Saturday, March 5, 2011

Decision Trees & Hadoop - Part 3: Results

Part 1: Data | Part 2: Approach | Part 3: Results

And now the (exciting?) conclusion of my adventures building a C4.5-like decision tree with Hadoop. Since my previous post I've implemented the design, added a few new wrinkles, and collected the results using my Mandelbrot toy problem.

I'm skipping the low level details, but the "new wrinkles" are two additional map-reduce tasks.

One of the tasks triggers whenever the number of instances in a tree node drops below a predefined threshold. The threshold is set low enough that we know the instances can fit into the processes' memory. So we go ahead and grow the rest of that tree branch in the standard recursive manner, greatly reducing the time it takes to build the entire tree.

The second task simply searches for instances that belong to leaves of the tree (nodes we no longer consider for splitting) and removes them. This reduces the amount of data we need to evaluate in future iterations.

I ran the Hadoop tree algorithm on the toy dataset I described in part 1 and compared it to the RepTree and RandomForest techniques from Weka's collection. RepTree and the RandomForest outperformed HadoopTree for 10K, 100K, and 1M datasets, but failed to build on the 10M dataset (using a 2 GB JVM). The HadoopTree trained on the 10M dataset had the best overall accuracy.

To give the HadoopTree fair competition I added 11 bagged RepTrees (bagging being a more traditional way to tackle giant datasets). The bagged RepTree's performance was nearly an exact match of the HadoopTree's results.

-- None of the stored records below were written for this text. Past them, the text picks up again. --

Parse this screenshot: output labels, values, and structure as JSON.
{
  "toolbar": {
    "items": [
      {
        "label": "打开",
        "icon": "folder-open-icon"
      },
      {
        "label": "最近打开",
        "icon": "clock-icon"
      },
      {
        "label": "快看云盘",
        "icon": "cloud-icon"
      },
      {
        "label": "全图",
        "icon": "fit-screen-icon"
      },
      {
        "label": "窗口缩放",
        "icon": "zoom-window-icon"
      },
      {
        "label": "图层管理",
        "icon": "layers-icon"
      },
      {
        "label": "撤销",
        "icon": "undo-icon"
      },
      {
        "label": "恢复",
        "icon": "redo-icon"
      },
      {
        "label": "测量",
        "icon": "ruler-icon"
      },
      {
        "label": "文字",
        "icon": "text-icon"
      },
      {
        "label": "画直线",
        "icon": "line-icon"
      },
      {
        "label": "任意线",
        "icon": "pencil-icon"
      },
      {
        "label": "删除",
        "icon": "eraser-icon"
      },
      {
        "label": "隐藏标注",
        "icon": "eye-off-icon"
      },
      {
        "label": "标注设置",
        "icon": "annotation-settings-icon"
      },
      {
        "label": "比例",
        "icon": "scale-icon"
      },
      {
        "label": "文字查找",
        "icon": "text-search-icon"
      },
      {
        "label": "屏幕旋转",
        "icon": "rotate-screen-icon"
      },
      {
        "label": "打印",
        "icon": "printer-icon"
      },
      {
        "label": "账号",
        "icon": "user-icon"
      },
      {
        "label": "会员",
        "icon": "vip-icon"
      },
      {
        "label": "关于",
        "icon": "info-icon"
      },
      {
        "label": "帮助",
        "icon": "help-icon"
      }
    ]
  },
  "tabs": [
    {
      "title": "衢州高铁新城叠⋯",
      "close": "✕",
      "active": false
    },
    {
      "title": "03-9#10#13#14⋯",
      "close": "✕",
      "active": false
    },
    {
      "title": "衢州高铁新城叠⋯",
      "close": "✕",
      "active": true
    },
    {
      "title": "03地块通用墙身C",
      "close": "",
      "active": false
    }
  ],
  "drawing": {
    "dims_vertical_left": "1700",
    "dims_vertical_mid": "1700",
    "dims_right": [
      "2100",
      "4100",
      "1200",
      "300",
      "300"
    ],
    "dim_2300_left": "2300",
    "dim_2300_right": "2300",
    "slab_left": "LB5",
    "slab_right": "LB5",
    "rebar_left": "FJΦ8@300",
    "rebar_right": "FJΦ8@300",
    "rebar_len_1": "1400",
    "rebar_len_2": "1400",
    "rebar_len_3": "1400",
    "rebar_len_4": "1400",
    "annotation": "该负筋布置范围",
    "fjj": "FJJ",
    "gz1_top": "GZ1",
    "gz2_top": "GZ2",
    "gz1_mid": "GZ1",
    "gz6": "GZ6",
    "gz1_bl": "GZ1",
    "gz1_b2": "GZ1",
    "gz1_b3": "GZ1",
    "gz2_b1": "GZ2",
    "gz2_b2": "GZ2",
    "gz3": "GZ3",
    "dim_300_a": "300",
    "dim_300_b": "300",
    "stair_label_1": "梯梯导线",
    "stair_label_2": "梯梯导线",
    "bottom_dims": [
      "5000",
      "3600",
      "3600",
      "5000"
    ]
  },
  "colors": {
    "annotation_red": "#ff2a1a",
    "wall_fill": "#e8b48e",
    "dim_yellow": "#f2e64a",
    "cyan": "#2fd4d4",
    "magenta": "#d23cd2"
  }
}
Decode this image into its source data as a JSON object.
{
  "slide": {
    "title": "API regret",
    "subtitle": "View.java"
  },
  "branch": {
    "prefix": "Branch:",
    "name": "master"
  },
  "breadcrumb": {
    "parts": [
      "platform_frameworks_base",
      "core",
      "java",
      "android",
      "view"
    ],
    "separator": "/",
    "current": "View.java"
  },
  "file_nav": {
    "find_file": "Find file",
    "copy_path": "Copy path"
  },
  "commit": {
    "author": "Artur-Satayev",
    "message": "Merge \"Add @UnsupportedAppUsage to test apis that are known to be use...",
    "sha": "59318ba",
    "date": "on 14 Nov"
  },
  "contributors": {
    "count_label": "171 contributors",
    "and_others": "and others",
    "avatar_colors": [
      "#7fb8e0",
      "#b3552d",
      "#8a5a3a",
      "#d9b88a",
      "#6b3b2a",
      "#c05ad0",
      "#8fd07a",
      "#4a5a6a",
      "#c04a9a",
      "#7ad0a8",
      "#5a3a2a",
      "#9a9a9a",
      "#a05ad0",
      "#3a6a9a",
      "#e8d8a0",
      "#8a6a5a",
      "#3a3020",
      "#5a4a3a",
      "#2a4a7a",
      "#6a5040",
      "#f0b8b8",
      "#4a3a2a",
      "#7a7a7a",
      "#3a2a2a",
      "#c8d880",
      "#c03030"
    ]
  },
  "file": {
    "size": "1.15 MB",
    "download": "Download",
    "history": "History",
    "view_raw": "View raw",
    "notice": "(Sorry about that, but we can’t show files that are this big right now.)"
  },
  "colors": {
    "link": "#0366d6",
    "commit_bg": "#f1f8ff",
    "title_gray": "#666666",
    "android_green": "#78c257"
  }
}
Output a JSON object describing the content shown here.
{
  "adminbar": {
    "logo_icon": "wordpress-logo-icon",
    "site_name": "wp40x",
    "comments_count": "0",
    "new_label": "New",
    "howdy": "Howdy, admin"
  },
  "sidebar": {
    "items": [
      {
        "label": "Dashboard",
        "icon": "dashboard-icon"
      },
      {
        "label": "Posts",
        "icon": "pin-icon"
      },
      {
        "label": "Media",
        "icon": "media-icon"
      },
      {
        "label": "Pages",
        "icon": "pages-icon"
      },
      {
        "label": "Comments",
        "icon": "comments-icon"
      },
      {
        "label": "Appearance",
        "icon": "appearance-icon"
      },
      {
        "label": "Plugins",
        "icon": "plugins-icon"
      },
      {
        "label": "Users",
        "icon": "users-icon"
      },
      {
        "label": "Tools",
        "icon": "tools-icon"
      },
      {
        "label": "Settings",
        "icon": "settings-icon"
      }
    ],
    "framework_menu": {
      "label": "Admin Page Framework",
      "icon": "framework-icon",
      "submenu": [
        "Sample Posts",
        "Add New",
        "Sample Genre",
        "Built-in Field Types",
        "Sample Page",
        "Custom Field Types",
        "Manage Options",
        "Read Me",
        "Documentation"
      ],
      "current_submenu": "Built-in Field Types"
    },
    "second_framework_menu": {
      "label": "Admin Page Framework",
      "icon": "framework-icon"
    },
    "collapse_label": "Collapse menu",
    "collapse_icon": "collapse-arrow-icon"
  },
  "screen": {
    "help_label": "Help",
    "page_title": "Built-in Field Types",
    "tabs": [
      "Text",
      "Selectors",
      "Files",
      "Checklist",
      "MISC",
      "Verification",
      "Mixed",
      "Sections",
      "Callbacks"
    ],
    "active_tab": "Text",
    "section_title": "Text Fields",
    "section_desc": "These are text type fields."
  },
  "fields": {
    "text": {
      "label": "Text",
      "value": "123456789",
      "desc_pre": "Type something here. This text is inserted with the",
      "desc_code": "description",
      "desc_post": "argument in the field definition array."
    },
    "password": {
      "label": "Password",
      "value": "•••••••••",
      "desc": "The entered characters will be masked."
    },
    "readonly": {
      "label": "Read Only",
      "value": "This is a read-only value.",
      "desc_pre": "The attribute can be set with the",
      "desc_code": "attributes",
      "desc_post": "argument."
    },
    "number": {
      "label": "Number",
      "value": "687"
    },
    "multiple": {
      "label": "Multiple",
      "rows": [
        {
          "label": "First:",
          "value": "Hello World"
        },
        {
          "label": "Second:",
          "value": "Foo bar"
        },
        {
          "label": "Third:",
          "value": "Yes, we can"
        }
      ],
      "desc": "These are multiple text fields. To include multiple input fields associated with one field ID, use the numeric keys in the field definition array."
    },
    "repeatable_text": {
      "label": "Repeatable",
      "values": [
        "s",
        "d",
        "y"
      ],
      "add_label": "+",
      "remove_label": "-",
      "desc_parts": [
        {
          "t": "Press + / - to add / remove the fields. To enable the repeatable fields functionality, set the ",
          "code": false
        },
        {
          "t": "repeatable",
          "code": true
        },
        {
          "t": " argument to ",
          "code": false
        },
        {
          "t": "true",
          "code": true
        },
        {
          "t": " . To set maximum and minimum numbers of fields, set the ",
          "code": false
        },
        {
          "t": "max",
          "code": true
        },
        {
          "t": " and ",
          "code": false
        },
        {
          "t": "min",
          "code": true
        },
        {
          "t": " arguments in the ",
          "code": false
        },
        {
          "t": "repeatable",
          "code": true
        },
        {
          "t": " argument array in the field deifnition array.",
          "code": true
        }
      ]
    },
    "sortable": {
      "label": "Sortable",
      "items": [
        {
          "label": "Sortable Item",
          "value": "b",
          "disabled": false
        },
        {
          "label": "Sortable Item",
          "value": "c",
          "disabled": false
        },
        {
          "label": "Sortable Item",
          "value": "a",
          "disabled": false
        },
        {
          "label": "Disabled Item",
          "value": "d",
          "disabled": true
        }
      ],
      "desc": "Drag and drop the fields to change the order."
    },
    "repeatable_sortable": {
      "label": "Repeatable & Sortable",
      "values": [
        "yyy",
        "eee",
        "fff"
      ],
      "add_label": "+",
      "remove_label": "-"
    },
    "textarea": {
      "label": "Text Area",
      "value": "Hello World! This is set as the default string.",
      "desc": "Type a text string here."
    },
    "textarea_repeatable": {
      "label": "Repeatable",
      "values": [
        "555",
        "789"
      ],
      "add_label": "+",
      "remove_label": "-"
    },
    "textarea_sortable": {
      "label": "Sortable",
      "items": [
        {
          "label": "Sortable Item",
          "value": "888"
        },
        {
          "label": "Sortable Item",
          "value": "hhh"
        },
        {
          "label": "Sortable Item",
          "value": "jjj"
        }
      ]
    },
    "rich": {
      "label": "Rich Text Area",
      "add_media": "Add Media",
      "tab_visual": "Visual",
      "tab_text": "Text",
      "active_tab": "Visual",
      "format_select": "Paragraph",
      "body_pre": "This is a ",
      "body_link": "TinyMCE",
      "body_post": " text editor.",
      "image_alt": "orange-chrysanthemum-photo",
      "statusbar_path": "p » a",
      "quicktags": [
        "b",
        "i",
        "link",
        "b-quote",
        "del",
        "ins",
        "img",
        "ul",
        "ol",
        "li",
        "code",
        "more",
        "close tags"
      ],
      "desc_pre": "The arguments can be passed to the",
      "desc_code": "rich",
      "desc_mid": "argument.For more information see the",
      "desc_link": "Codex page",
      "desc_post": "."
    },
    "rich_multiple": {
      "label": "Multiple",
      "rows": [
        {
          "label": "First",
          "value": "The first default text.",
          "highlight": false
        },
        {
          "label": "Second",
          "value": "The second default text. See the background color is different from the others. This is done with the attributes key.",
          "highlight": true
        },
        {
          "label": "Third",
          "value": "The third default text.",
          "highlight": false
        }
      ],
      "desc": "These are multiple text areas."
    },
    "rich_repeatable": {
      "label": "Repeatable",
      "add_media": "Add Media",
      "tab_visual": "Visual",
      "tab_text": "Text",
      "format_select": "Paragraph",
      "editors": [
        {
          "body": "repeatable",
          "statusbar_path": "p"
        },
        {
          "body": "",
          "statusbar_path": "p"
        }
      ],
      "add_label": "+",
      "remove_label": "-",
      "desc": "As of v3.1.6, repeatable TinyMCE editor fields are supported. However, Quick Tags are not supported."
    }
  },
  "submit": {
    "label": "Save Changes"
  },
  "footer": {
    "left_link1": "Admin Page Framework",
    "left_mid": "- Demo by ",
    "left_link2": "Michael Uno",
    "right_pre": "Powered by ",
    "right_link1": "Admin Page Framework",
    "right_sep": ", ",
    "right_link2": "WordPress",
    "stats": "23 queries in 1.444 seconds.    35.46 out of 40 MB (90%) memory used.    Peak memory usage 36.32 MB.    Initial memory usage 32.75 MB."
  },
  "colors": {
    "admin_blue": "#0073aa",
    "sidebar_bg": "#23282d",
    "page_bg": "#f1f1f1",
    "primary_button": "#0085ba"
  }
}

In the second round of tests I used Mandelbrot data with 50 dummy numeric features. This made the dataset much larger and RepTree and RandomForest failed to build on both the 1M and 10M datasets. Random splits don't do well with a large number of junk features so, not surprisingly, the RandomForest's performance suffered on this dataset.

The HadoopTree trained on 10M instances carries the day, but a bag of 101 RepTrees comes in a close second. Considering that bagged smaller trees are much faster to grow and would do better on noisy data, the single HadoopTree is more novelty than practical. Although I'm not implementing it at the moment, I expect this technique would provide a bigger payoff if it were modified to grow boosted regression trees.



See the full results here.

The code is viewable on GitHub, but be warned, it's still a toy project. I haven't serialized the output from the map-reduce tasks (so there's a lot more data transfer than there should be) or made a proper parameter/config file.